A TalkLeft reader I am not familiar with wrote the following. Read at your own risk, as it is not further sourced, but it has a certain logical appeal.

Let me ask why every smart blogger out there and every pundit on TV is talking about wiretapping when the obvious problem is that the U.S. government is now monitoring the entire U.S. Internet a la Echelon or Raptor.

Why do Gonzales and Condi Rice keep mentioning the "technical" aspects of the program as a dodge around FISA?

Why this seemingly inconsequential parsing by Bush of the difference between "monitoring and detection"? Bush says they use FISA if they're montioring, but this is about "detection."

Why, in his letter, does Rockefeller state that he's "not a technician."?
Why the mention of TIA in Rockefeller's letter?
And why the mention of "large batches of numbers all at once"?

Why?:

These are not phone numbers we're talking about...These are IP addresses, email addresses.

A system is in place that basically filters on certain triggers (text, phoneme, etc.) within Internet "conversations." This is "detection" or at least it's tortured definition that was placed in this idiot Bush's mind. "Monitoring" would be recording an entire conversation, like in a phone conversation.

That system then collects information on those conversations including...ta da...source and destination IP addresses.
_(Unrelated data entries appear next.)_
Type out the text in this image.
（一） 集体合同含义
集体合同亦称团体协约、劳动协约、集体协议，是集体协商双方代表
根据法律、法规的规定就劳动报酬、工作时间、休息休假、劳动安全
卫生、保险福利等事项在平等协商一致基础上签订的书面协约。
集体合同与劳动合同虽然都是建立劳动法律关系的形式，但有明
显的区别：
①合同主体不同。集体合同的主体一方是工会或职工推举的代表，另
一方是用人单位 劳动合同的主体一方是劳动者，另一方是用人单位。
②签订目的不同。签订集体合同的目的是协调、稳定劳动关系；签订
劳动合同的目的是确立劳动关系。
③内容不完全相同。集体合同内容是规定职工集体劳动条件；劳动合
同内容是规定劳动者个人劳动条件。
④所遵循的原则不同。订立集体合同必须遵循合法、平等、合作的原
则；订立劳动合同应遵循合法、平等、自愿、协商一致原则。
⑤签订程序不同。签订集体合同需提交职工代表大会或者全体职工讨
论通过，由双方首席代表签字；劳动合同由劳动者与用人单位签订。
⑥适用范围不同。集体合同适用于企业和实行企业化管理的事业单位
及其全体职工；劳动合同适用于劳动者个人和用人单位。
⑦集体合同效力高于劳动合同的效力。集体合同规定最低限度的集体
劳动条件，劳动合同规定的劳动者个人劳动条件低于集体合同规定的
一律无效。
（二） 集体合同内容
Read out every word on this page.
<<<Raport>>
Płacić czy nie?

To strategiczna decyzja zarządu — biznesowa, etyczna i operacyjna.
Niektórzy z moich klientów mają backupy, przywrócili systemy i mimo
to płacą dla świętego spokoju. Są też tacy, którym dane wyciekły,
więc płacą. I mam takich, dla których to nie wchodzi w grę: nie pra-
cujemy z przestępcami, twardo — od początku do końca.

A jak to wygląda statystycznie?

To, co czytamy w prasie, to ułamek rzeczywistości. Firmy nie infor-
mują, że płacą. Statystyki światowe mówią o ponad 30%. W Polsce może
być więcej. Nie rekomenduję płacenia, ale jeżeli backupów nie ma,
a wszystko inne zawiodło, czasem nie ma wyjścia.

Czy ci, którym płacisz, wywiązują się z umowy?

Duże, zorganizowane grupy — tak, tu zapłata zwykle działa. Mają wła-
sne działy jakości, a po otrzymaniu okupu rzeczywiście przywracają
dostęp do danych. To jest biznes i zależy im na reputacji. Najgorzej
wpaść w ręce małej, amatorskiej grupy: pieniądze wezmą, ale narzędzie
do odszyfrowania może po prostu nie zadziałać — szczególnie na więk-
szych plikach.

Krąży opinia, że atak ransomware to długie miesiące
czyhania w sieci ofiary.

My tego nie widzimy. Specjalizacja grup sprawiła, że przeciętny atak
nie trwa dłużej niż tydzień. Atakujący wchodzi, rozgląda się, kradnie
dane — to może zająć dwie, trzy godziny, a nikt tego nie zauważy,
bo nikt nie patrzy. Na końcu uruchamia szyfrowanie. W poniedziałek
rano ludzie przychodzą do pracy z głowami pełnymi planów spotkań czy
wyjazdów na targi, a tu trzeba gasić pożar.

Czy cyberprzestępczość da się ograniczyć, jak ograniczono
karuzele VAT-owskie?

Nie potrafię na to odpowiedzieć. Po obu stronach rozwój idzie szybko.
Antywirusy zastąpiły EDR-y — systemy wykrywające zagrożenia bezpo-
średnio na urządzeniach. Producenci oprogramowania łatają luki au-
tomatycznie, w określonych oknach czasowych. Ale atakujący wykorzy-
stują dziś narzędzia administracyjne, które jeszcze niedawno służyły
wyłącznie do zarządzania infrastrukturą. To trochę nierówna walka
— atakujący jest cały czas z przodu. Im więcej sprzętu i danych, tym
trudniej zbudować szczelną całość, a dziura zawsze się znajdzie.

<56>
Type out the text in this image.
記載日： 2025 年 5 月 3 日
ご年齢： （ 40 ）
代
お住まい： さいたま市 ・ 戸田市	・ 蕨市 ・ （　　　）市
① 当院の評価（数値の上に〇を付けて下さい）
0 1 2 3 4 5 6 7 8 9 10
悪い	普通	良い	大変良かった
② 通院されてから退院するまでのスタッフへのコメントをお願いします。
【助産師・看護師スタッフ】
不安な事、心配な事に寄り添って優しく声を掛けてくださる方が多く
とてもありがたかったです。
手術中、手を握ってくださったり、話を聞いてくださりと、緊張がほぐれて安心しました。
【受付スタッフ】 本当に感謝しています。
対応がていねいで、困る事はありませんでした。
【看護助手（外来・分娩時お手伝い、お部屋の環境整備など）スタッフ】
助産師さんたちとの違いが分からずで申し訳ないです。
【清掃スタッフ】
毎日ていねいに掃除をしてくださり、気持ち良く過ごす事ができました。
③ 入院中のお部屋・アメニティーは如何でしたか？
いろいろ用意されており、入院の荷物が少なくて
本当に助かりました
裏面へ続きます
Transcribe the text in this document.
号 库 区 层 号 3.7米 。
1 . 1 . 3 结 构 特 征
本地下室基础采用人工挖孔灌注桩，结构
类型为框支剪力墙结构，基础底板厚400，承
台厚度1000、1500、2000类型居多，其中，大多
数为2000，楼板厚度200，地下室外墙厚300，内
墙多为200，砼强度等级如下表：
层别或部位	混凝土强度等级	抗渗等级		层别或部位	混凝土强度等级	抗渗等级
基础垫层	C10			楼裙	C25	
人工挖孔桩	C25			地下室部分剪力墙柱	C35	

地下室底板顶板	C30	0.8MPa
Those IP addresses can then be stored for further investigation on other "conversations."

E.g., I start an email thread with a friend in France. I mention Al Qaeda. My conversation is "detected" and my info is stored. The system then segments my address into another system and starts a deeper "detection" on any further "conversations" for further triggers. Hence, the system could still be said to be in the detecting mode, not monitoring. If I don't mention any other "evil" words, if I simply send medical records or lusty love letters or diatribes against liberals, I'll eventually be dropped.

Ramifications:

Anybody doing anything on the Internet whose traffic gets routed overseas, no matter why, no matter how, is being sniffed. Let's just call it sniffed. Spare me the parsing of "detection" versus "monitoring."

This is happening right now, as we speak.

Update: As to the analog vs. digital in the title, it came from this afterthought by the same writer:

If you say "wiretapping" you automatically think of point-to-point analog conversations. But we're talking about digital communications on a multipoint routed network. Because of the structure of Internet communications, specifically the IP protocol, they basically can "sniff" on anybody because, theoretically, any one piece of this email could be routed overseas just because it found a quicker path to it's destination, even if it's destination was within the U.S.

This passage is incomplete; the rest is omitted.